Sam decidiu deixar de lado seu envolvimento com o programa de rádio que criou para denunciar o “racismo nosso de cada dia”. A personagem agora se encontra em uma fase de re-descobrimento, tentando encontrar propósito em seu trabalho documental que, de início, mais parece uma sequências de imagens aleatórias e capturadas descontraidamente. De forma semelhante, esta terceira temporada também acaba preenchendo boa parte de seu tempo com acompanhamentos rotineiros de seus personagens, como se estivesse tentando reformular o tom de seus discursos ao distanciar-se das tensões dos anos anteriores. 

Assim como a protagonista, Cara Gente Branca parece estar confrontando a ideia de ser definida por manifestações monotemáticas. Sam não quer se tornar uma “figura” tão restrita e simbólica como Rikki Carter (a personagem de Tessa Thompson), assim com a série em si também não parece estar satisfeita em apenas ser lembrada por sua abordagem provocativa, uma vez que possui personagens cujas identidades vão além de suas convicções e ideais, ou seus papéis representativos dentro de alguma polêmica.

Quase todos os personagens acabam se encontrando em novas circunstâncias que exigem reformulações pessoais. Reggie (Marque Richardson) está longe de ser o mesmo ativista obstinado que era, agora que encontrou um meio de se dedicar ao seu desenvolvimento pessoal. Troy (Brandon P Bell) se mostra ainda mais alterado, agora que está tentando encontrar sua voz cômica com os membros da revista Pastiche, mas acaba percebendo os perigos e malefícios de uma “sátira segura”. 

Coco (Antoinette Robertson), por sua vez, continua sendo tão ambiciosa como sempre foi, mas o peso de cada experiência continua alterando a maneira como a personagem encara suas próprias ambições e expectativas (a personagem imaginária que a acompanha é uma produtiva representação visual deste desenvolvimento). De forma descomplicada, esta temporada dedica boa parte de seu tempo a apenas acompanhar seus personagens em suas vidas universitárias. 
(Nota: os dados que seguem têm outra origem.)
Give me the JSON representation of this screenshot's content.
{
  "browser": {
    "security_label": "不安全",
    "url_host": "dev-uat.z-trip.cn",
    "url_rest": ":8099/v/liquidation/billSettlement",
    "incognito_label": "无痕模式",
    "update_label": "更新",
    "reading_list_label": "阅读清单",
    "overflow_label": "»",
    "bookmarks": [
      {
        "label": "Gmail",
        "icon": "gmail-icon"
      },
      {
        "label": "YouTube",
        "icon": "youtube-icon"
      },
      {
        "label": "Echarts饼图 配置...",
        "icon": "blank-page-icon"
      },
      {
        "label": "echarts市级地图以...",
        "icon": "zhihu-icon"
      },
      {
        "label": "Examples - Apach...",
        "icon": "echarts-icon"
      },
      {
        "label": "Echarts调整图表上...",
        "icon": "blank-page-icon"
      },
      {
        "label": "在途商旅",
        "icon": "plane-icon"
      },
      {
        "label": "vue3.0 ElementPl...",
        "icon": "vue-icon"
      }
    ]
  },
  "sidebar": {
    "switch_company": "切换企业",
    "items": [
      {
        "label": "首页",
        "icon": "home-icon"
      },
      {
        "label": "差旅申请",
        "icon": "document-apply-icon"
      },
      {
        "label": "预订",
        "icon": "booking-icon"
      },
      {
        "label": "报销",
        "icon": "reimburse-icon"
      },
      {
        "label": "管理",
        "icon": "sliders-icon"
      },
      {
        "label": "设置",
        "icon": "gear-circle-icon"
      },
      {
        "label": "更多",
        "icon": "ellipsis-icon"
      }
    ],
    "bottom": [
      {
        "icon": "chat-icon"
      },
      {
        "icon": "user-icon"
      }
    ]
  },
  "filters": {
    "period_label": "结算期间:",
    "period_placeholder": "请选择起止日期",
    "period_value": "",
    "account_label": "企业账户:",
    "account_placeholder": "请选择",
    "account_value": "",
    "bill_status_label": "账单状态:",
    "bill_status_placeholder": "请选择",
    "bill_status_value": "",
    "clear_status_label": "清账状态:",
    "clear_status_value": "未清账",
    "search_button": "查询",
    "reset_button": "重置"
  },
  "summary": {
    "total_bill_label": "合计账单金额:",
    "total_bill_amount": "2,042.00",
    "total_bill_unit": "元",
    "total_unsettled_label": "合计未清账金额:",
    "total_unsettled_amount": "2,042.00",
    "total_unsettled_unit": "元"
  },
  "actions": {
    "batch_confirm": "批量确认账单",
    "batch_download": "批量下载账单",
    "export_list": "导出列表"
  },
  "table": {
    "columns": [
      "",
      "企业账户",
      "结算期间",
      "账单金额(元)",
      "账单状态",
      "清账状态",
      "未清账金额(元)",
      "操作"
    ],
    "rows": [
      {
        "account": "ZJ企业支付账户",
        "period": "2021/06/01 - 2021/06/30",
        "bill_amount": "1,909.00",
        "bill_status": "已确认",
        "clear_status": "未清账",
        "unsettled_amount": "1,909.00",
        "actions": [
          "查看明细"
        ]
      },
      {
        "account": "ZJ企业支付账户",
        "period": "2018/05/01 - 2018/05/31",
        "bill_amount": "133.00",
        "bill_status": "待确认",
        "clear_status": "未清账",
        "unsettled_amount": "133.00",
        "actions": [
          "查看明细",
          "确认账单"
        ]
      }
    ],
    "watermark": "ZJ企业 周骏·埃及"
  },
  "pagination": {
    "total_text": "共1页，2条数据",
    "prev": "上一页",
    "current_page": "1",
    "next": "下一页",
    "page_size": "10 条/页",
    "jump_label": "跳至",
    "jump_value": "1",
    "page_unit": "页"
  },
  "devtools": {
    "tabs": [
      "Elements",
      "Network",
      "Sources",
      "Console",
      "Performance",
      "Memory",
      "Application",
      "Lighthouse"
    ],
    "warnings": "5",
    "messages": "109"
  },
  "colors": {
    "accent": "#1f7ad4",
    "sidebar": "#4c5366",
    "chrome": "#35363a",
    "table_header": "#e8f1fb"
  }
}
Considerando todo o material político que poderia ser discutido por aqui (e que muitos poderiam esperar que fosse discutido, depois da segunda temporada), chega a ser deslumbrante ver como Cara Gente Branca acaba incluindo suas reflexões de forma muito mais sutil e subjetiva, desta vez. Pelo menos, até chegarmos à reta final deste terceiro volume, que decide aproveitar o momento de auto-reflexão para retratar questões envolvendo possíveis ignorâncias e descasos dentro do próprio grupo. A questão destes últimos episódios, envolvendo o assédio sexual de um professor, acaba não sendo necessariamente a denúncia do assédio em si (como se propõe em diversas obras desta era do #MeToo), mas sim a perspectiva desta comunidade diante de uma acusação a um de seus membros mais admirados. 

O resultado desta jornada acaba sendo um mosaico de tramas menos empolgantes ou intrigantes do que tínhamos, até então. Também não se percebe a mesma excentridade narrativa que permeava as temporadas anteriores da série, deixando de lado as execuções mais mirabolantes ou surrealistas. Os espectadores que acompanhavam Cara Gente Branca justamente pelo choque ou pela provocação também podem se sentir menos impactados ao longo desta nova temporada.

E apesar da conclusão indicar que Sam estaria melhor resolvida para encarar o próximo ano com mais determinação, não tenho certeza de que a série acredita que retomar suas abordagens originais seria o melhor caminho. Ao invés disso, parece que estamos diante de uma produção que está constantemente se esforçando para não ser apenas mais um grito de indignação, ou uma denúncia da realidade em que vivemos. 

E com o mistério da sociedade secreta tomando proporções ainda maiores, a quarta temporada de Cara Gente Branca pode acabar se deparando com questões ainda mais delicadas, abordando o “sistema” (com ares conspiratórios) como o tópico mais relevante a ser discutido, quando se fala de políticas raciais. Agora que a série teve espaço para respirar e refletir, nos resta torcer que os roteiristas estejam tão revigorados quanto a protagonista, e que esta narrativa tenha uma conclusão em mente para o que pretende dizer com suas maquinações metalinguísticas.